A recent study highlights that AI-generated code poses significant security risks to the software supply chain, primarily due to 'package hallucinations' that reference non-existent third-party libraries.

Researchers analyzed 576,000 code samples from 16 popular large language models, uncovering that nearly 20% of package dependencies, amounting to 440,445, were fabricated.

Open source models exhibited a notably higher hallucination rate of approximately 22%, compared to just 5% for commercial models, indicating a greater vulnerability in open source software.

The study also found that 43% of hallucinated package names were repeated across multiple queries, making them predictable targets for attackers.

These hallucinations significantly increase the risk of dependency confusion attacks, where malicious packages are disguised as legitimate ones to infiltrate software.

Attackers can exploit AI-generated code by publishing malicious packages under fake names suggested by language models, leading to unverified installations by users.

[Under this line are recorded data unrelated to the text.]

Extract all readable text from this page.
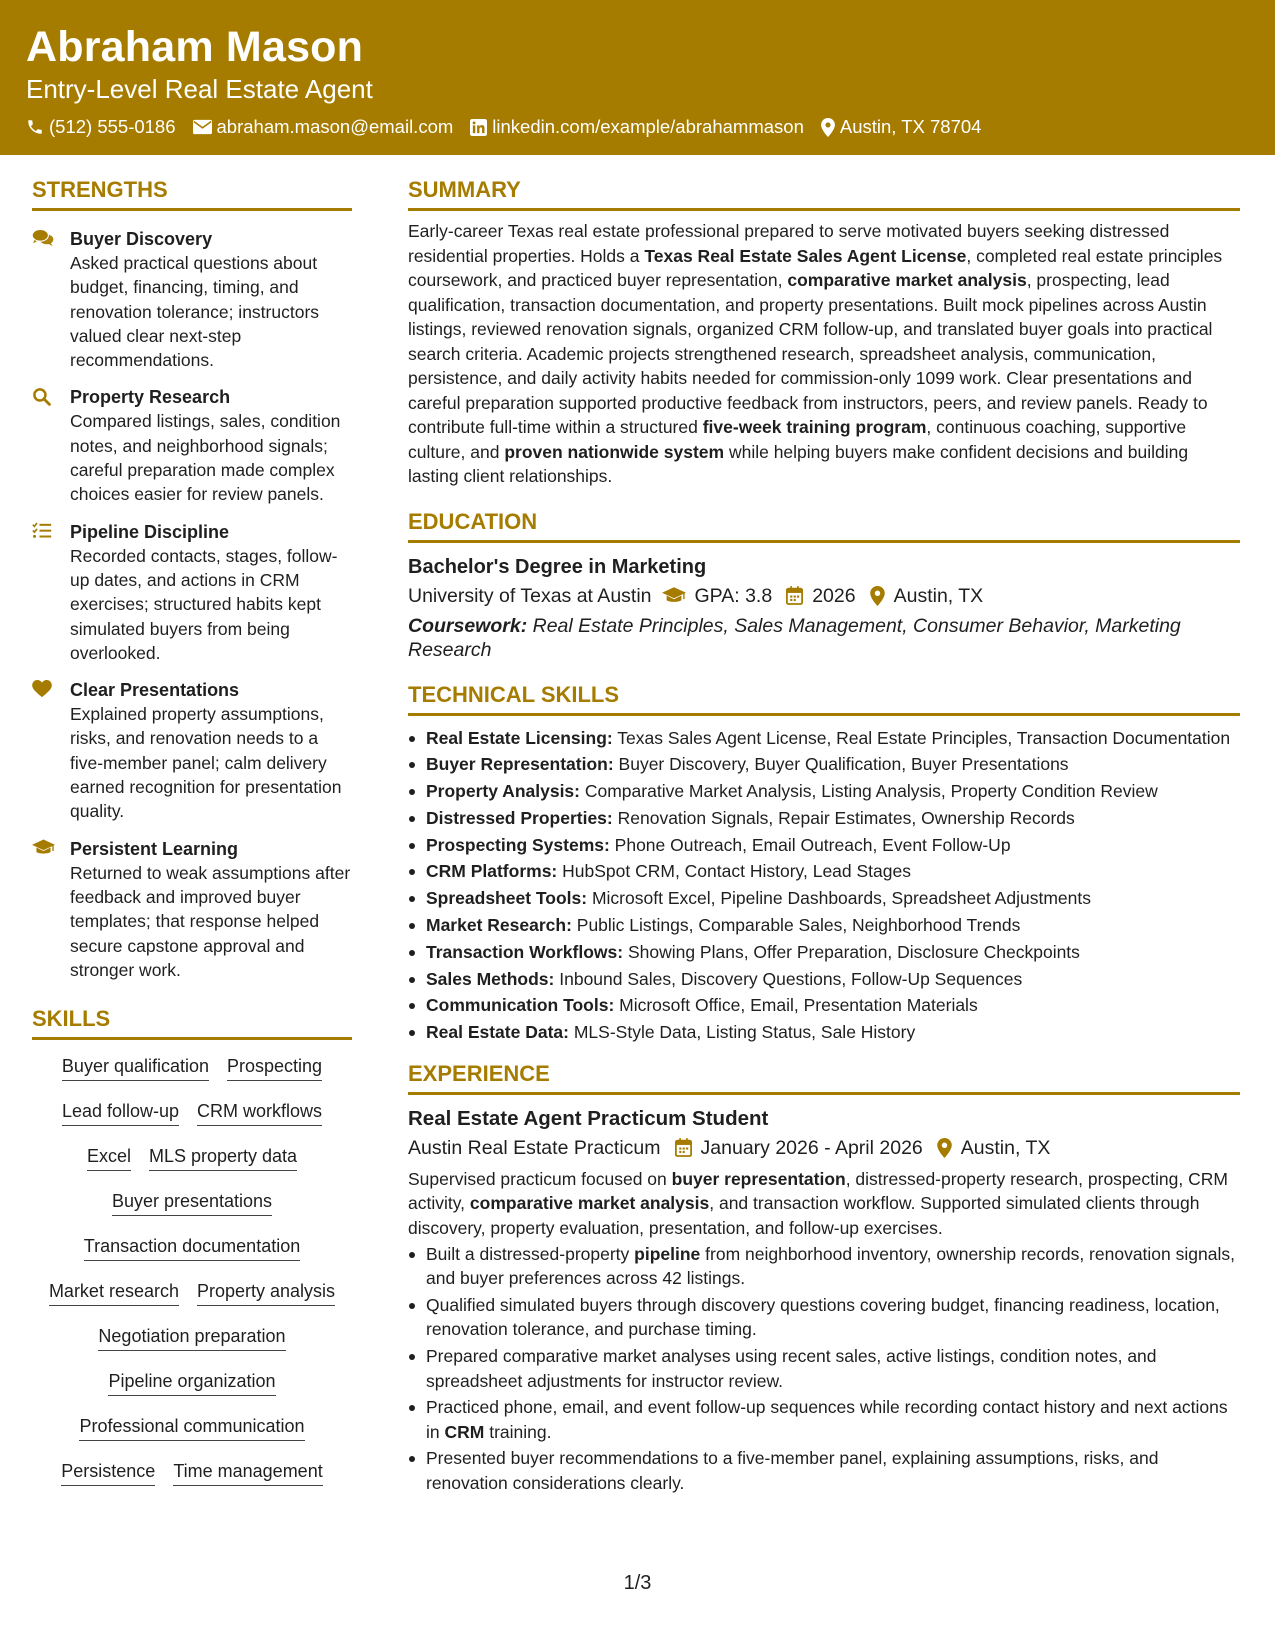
Abraham Mason
Entry-Level Real Estate Agent
(512) 555-0186 abraham.mason@email.com linkedin.com/example/abrahammason Austin, TX 78704
STRENGTHS
Buyer Discovery
Asked practical questions about budget, financing, timing, and renovation tolerance; instructors valued clear next-step recommendations.
Property Research
Compared listings, sales, condition notes, and neighborhood signals; careful preparation made complex choices easier for review panels.
Pipeline Discipline
Recorded contacts, stages, follow-up dates, and actions in CRM exercises; structured habits kept simulated buyers from being overlooked.
Clear Presentations
Explained property assumptions, risks, and renovation needs to a five-member panel; calm delivery earned recognition for presentation quality.
Persistent Learning
Returned to weak assumptions after feedback and improved buyer templates; that response helped secure capstone approval and stronger work.
SKILLS
Buyer qualification Prospecting
Lead follow-up CRM workflows
Excel MLS property data
Buyer presentations
Transaction documentation
Market research Property analysis
Negotiation preparation
Pipeline organization
Professional communication
Persistence Time management
SUMMARY
Early-career Texas real estate professional prepared to serve motivated buyers seeking distressed residential properties. Holds a Texas Real Estate Sales Agent License, completed real estate principles coursework, and practiced buyer representation, comparative market analysis, prospecting, lead qualification, transaction documentation, and property presentations. Built mock pipelines across Austin listings, reviewed renovation signals, organized CRM follow-up, and translated buyer goals into practical search criteria. Academic projects strengthened research, spreadsheet analysis, communication, persistence, and daily activity habits needed for commission-only 1099 work. Clear presentations and careful preparation supported productive feedback from instructors, peers, and review panels. Ready to contribute full-time within a structured five-week training program, continuous coaching, supportive culture, and proven nationwide system while helping buyers make confident decisions and building lasting client relationships.
EDUCATION
Bachelor's Degree in Marketing
University of Texas at Austin GPA: 3.8 2026 Austin, TX
Coursework: Real Estate Principles, Sales Management, Consumer Behavior, Marketing Research
TECHNICAL SKILLS
Real Estate Licensing: Texas Sales Agent License, Real Estate Principles, Transaction Documentation
Buyer Representation: Buyer Discovery, Buyer Qualification, Buyer Presentations
Property Analysis: Comparative Market Analysis, Listing Analysis, Property Condition Review
Distressed Properties: Renovation Signals, Repair Estimates, Ownership Records
Prospecting Systems: Phone Outreach, Email Outreach, Event Follow-Up
CRM Platforms: HubSpot CRM, Contact History, Lead Stages
Spreadsheet Tools: Microsoft Excel, Pipeline Dashboards, Spreadsheet Adjustments
Market Research: Public Listings, Comparable Sales, Neighborhood Trends
Transaction Workflows: Showing Plans, Offer Preparation, Disclosure Checkpoints
Sales Methods: Inbound Sales, Discovery Questions, Follow-Up Sequences
Communication Tools: Microsoft Office, Email, Presentation Materials
Real Estate Data: MLS-Style Data, Listing Status, Sale History
EXPERIENCE
Real Estate Agent Practicum Student
Austin Real Estate Practicum January 2026 - April 2026 Austin, TX
Supervised practicum focused on buyer representation, distressed-property research, prospecting, CRM activity, comparative market analysis, and transaction workflow. Supported simulated clients through discovery, property evaluation, presentation, and follow-up exercises.
Built a distressed-property pipeline from neighborhood inventory, ownership records, renovation signals, and buyer preferences across 42 listings.
Qualified simulated buyers through discovery questions covering budget, financing readiness, location, renovation tolerance, and purchase timing.
Prepared comparative market analyses using recent sales, active listings, condition notes, and spreadsheet adjustments for instructor review.
Practiced phone, email, and event follow-up sequences while recording contact history and next actions in CRM training.
Presented buyer recommendations to a five-member panel, explaining assumptions, risks, and renovation considerations clearly.
1/3
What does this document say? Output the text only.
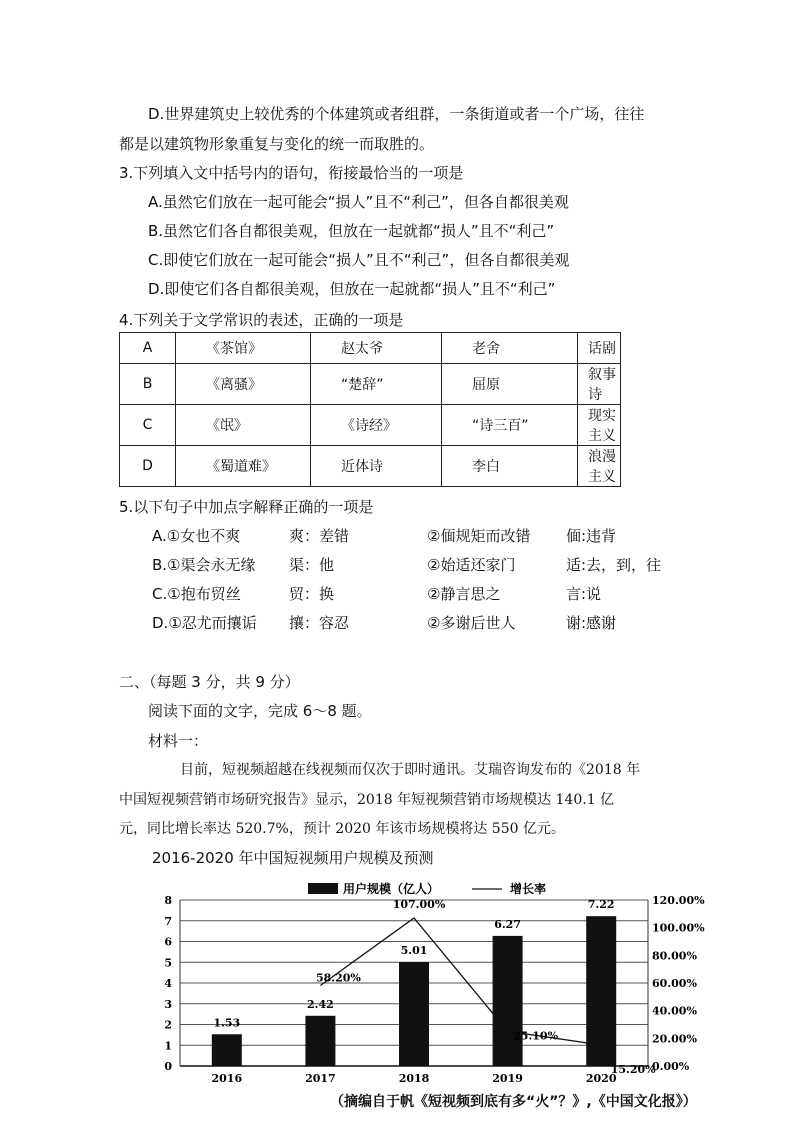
D.世界建筑史上较优秀的个体建筑或者组群，一条街道或者一个广场，往往
都是以建筑物形象重复与变化的统一而取胜的。
3.下列填入文中括号内的语句，衔接最恰当的一项是
A.虽然它们放在一起可能会“损人”且不“利己”，但各自都很美观
B.虽然它们各自都很美观，但放在一起就都“损人”且不“利己”
C.即使它们放在一起可能会“损人”且不“利己”，但各自都很美观
D.即使它们各自都很美观，但放在一起就都“损人”且不“利己”
4.下列关于文学常识的表述，正确的一项是
A	《茶馆》	赵太爷	老舍	话剧
B	《离骚》	“楚辞”	屈原	叙事诗
C	《氓》	《诗经》	“诗三百”	现实主义
D	《蜀道难》	近体诗	李白	浪漫主义
5.以下句子中加点字解释正确的一项是
A.①女也不爽	爽：差错	②偭规矩而改错 偭:违背
B.①渠会永无缘 渠：他	②始适还家门	适:去，到，往
C.①抱布贸丝	贸：换	②静言思之	言:说
D.①忍尤而攘诟 攘：容忍	②多谢后世人	谢:感谢
二、（每题 3 分，共 9 分）
阅读下面的文字，完成 6～8 题。
材料一：
目前，短视频超越在线视频而仅次于即时通讯。艾瑞咨询发布的《2018 年
中国短视频营销市场研究报告》显示，2018 年短视频营销市场规模达 140.1 亿
元，同比增长率达 520.7%，预计 2020 年该市场规模将达 550 亿元。
2016-2020 年中国短视频用户规模及预测
0
1
2
3
4
5
6
7
8
0.00%
20.00%
40.00%
60.00%
80.00%
100.00%
120.00%
1.53
2.42
5.01
6.27
7.22
2016	2017	2018	2019	2020
58.20%
107.00%
25.10%
15.20%
用户规模（亿人）	增长率
（摘编自于帆《短视频到底有多“火”？》,《中国文化报》）
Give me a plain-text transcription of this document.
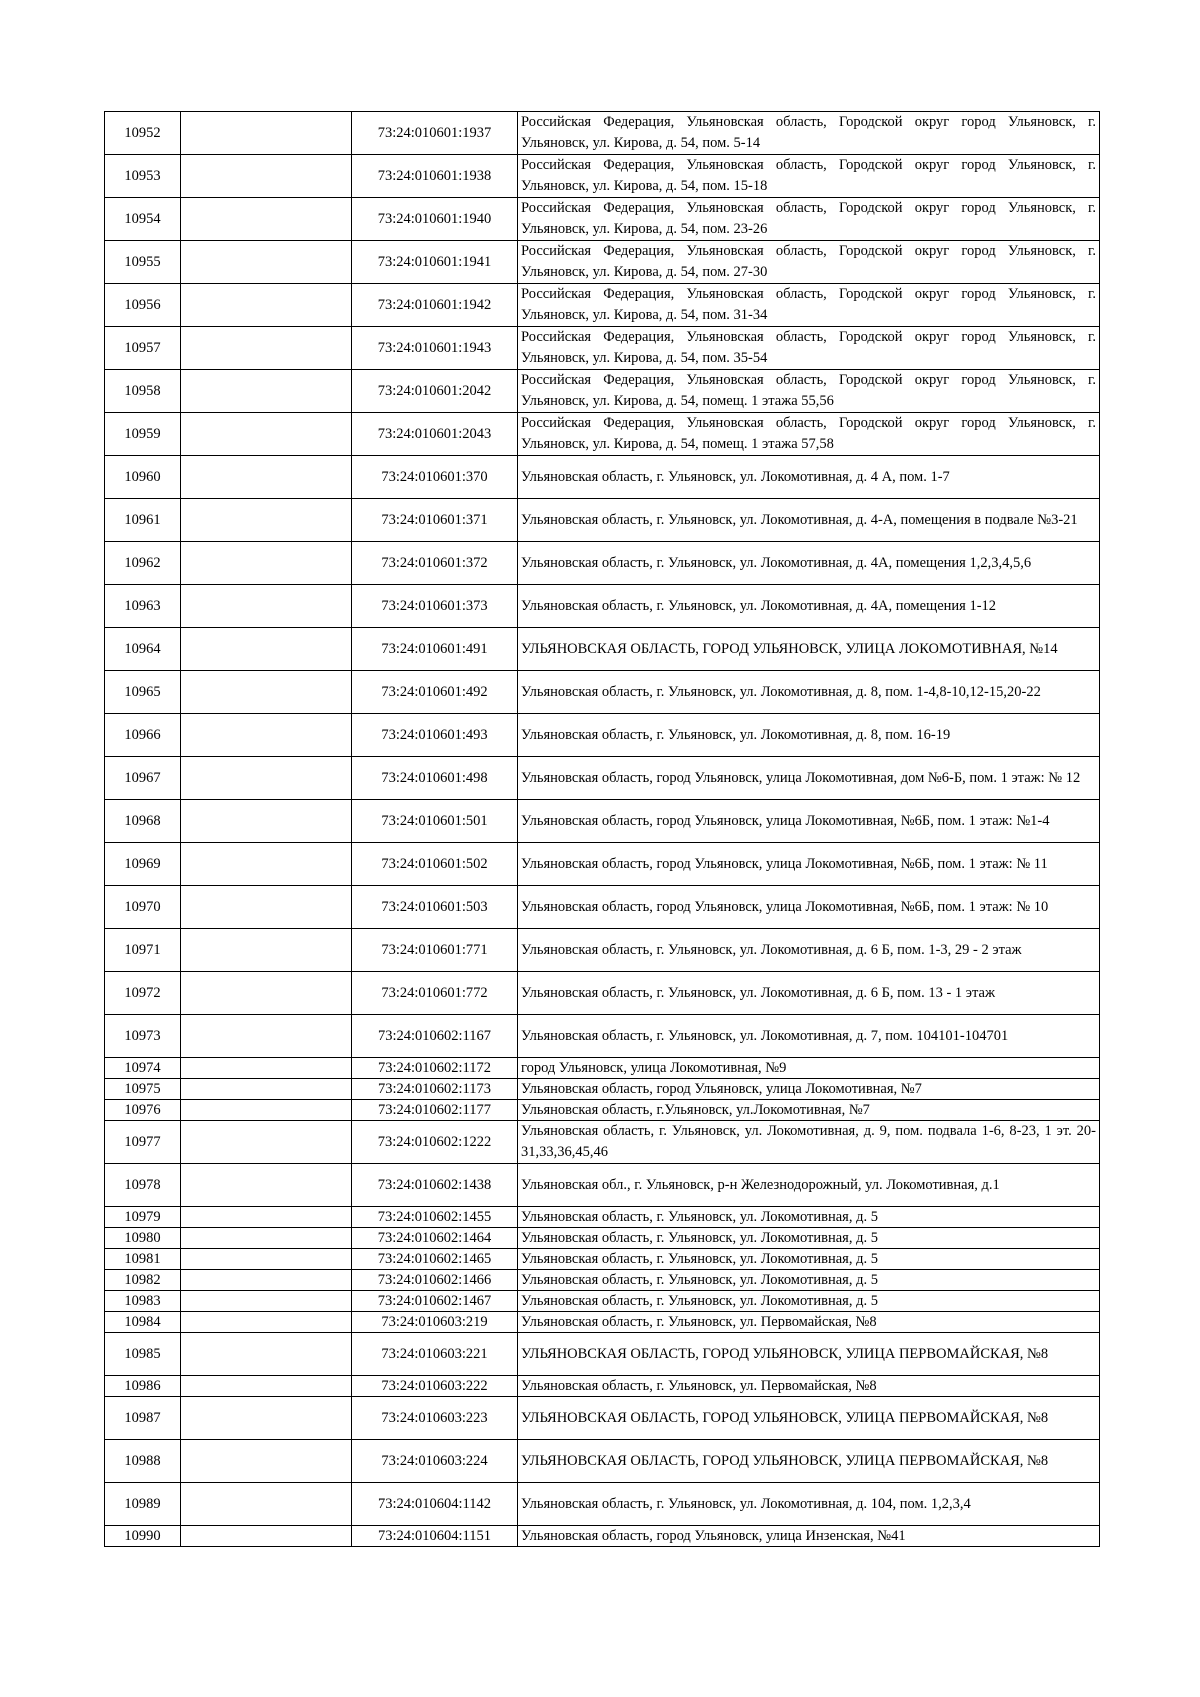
10952		73:24:010601:1937	Российская Федерация, Ульяновская область, Городской округ город Ульяновск, г. Ульяновск, ул. Кирова, д. 54, пом. 5-14
10953		73:24:010601:1938	Российская Федерация, Ульяновская область, Городской округ город Ульяновск, г. Ульяновск, ул. Кирова, д. 54, пом. 15-18
10954		73:24:010601:1940	Российская Федерация, Ульяновская область, Городской округ город Ульяновск, г. Ульяновск, ул. Кирова, д. 54, пом. 23-26
10955		73:24:010601:1941	Российская Федерация, Ульяновская область, Городской округ город Ульяновск, г. Ульяновск, ул. Кирова, д. 54, пом. 27-30
10956		73:24:010601:1942	Российская Федерация, Ульяновская область, Городской округ город Ульяновск, г. Ульяновск, ул. Кирова, д. 54, пом. 31-34
10957		73:24:010601:1943	Российская Федерация, Ульяновская область, Городской округ город Ульяновск, г. Ульяновск, ул. Кирова, д. 54, пом. 35-54
10958		73:24:010601:2042	Российская Федерация, Ульяновская область, Городской округ город Ульяновск, г. Ульяновск, ул. Кирова, д. 54, помещ. 1 этажа 55,56
10959		73:24:010601:2043	Российская Федерация, Ульяновская область, Городской округ город Ульяновск, г. Ульяновск, ул. Кирова, д. 54, помещ. 1 этажа 57,58
10960		73:24:010601:370	Ульяновская область, г. Ульяновск, ул. Локомотивная, д. 4 А, пом. 1-7
10961		73:24:010601:371	Ульяновская область, г. Ульяновск, ул. Локомотивная, д. 4-А, помещения в подвале №3-21
10962		73:24:010601:372	Ульяновская область, г. Ульяновск, ул. Локомотивная, д. 4А, помещения 1,2,3,4,5,6
10963		73:24:010601:373	Ульяновская область, г. Ульяновск, ул. Локомотивная, д. 4А, помещения 1-12
10964		73:24:010601:491	УЛЬЯНОВСКАЯ ОБЛАСТЬ, ГОРОД УЛЬЯНОВСК, УЛИЦА ЛОКОМОТИВНАЯ, №14
10965		73:24:010601:492	Ульяновская область, г. Ульяновск, ул. Локомотивная, д. 8, пом. 1-4,8-10,12-15,20-22
10966		73:24:010601:493	Ульяновская область, г. Ульяновск, ул. Локомотивная, д. 8, пом. 16-19
10967		73:24:010601:498	Ульяновская область, город Ульяновск, улица Локомотивная, дом №6-Б, пом. 1 этаж: № 12
10968		73:24:010601:501	Ульяновская область, город Ульяновск, улица Локомотивная, №6Б, пом. 1 этаж: №1-4
10969		73:24:010601:502	Ульяновская область, город Ульяновск, улица Локомотивная, №6Б, пом. 1 этаж: № 11
10970		73:24:010601:503	Ульяновская область, город Ульяновск, улица Локомотивная, №6Б, пом. 1 этаж: № 10
10971		73:24:010601:771	Ульяновская область, г. Ульяновск, ул. Локомотивная, д. 6 Б, пом. 1-3, 29 - 2 этаж
10972		73:24:010601:772	Ульяновская область, г. Ульяновск, ул. Локомотивная, д. 6 Б, пом. 13 - 1 этаж
10973		73:24:010602:1167	Ульяновская область, г. Ульяновск, ул. Локомотивная, д. 7, пом. 104101-104701
10974		73:24:010602:1172	город Ульяновск, улица Локомотивная, №9
10975		73:24:010602:1173	Ульяновская область, город Ульяновск, улица Локомотивная, №7
10976		73:24:010602:1177	Ульяновская область, г.Ульяновск, ул.Локомотивная, №7
10977		73:24:010602:1222	Ульяновская область, г. Ульяновск, ул. Локомотивная, д. 9, пом. подвала 1-6, 8-23, 1 эт. 20-31,33,36,45,46
10978		73:24:010602:1438	Ульяновская обл., г. Ульяновск, р-н Железнодорожный, ул. Локомотивная, д.1
10979		73:24:010602:1455	Ульяновская область, г. Ульяновск, ул. Локомотивная, д. 5
10980		73:24:010602:1464	Ульяновская область, г. Ульяновск, ул. Локомотивная, д. 5
10981		73:24:010602:1465	Ульяновская область, г. Ульяновск, ул. Локомотивная, д. 5
10982		73:24:010602:1466	Ульяновская область, г. Ульяновск, ул. Локомотивная, д. 5
10983		73:24:010602:1467	Ульяновская область, г. Ульяновск, ул. Локомотивная, д. 5
10984		73:24:010603:219	Ульяновская область, г. Ульяновск, ул. Первомайская, №8
10985		73:24:010603:221	УЛЬЯНОВСКАЯ ОБЛАСТЬ, ГОРОД УЛЬЯНОВСК, УЛИЦА ПЕРВОМАЙСКАЯ, №8
10986		73:24:010603:222	Ульяновская область, г. Ульяновск, ул. Первомайская, №8
10987		73:24:010603:223	УЛЬЯНОВСКАЯ ОБЛАСТЬ, ГОРОД УЛЬЯНОВСК, УЛИЦА ПЕРВОМАЙСКАЯ, №8
10988		73:24:010603:224	УЛЬЯНОВСКАЯ ОБЛАСТЬ, ГОРОД УЛЬЯНОВСК, УЛИЦА ПЕРВОМАЙСКАЯ, №8
10989		73:24:010604:1142	Ульяновская область, г. Ульяновск, ул. Локомотивная, д. 104, пом. 1,2,3,4
10990		73:24:010604:1151	Ульяновская область, город Ульяновск, улица Инзенская, №41
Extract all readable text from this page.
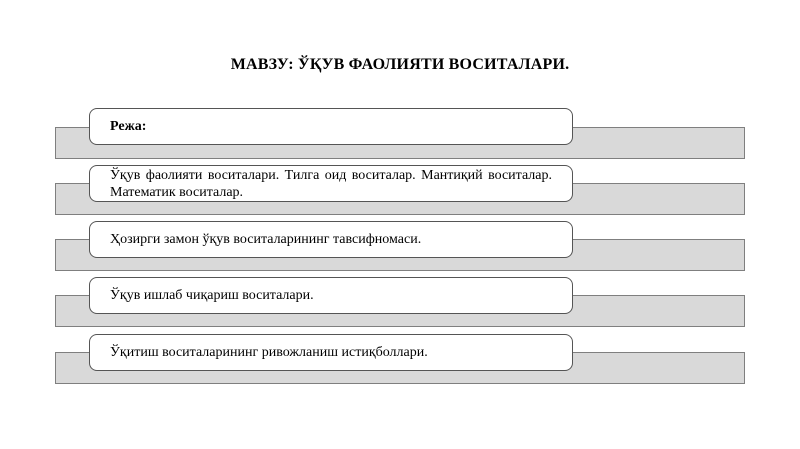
МАВЗУ: ЎҚУВ ФАОЛИЯТИ ВОСИТАЛАРИ.
Режа:
Ўқув фаолияти воситалари. Тилга оид воситалар. Мантиқий воситалар. Математик воситалар.
Ҳозирги замон ўқув воситаларининг тавсифномаси.
Ўқув ишлаб чиқариш воситалари.
Ўқитиш воситаларининг ривожланиш истиқболлари.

Joseph Spracklen, a lead researcher from the University of Texas at San Antonio, emphasized the critical need for user verification before installing packages suggested by language models.

Dependency confusion was first demonstrated in 2021, successfully exploiting networks of major corporations like Apple, Microsoft, and Tesla, highlighting the real-world implications of these vulnerabilities.

Dependencies are crucial components that software relies on to function, and inaccuracies in these dependencies can lead to serious vulnerabilities.

Spracklen noted that attackers can exploit the hallucinations in AI-generated code by publishing malicious code under the fabricated names suggested by AI.

Overall, the findings underscore the importance of rigorous verification processes in software development to mitigate the risks associated with AI-generated code.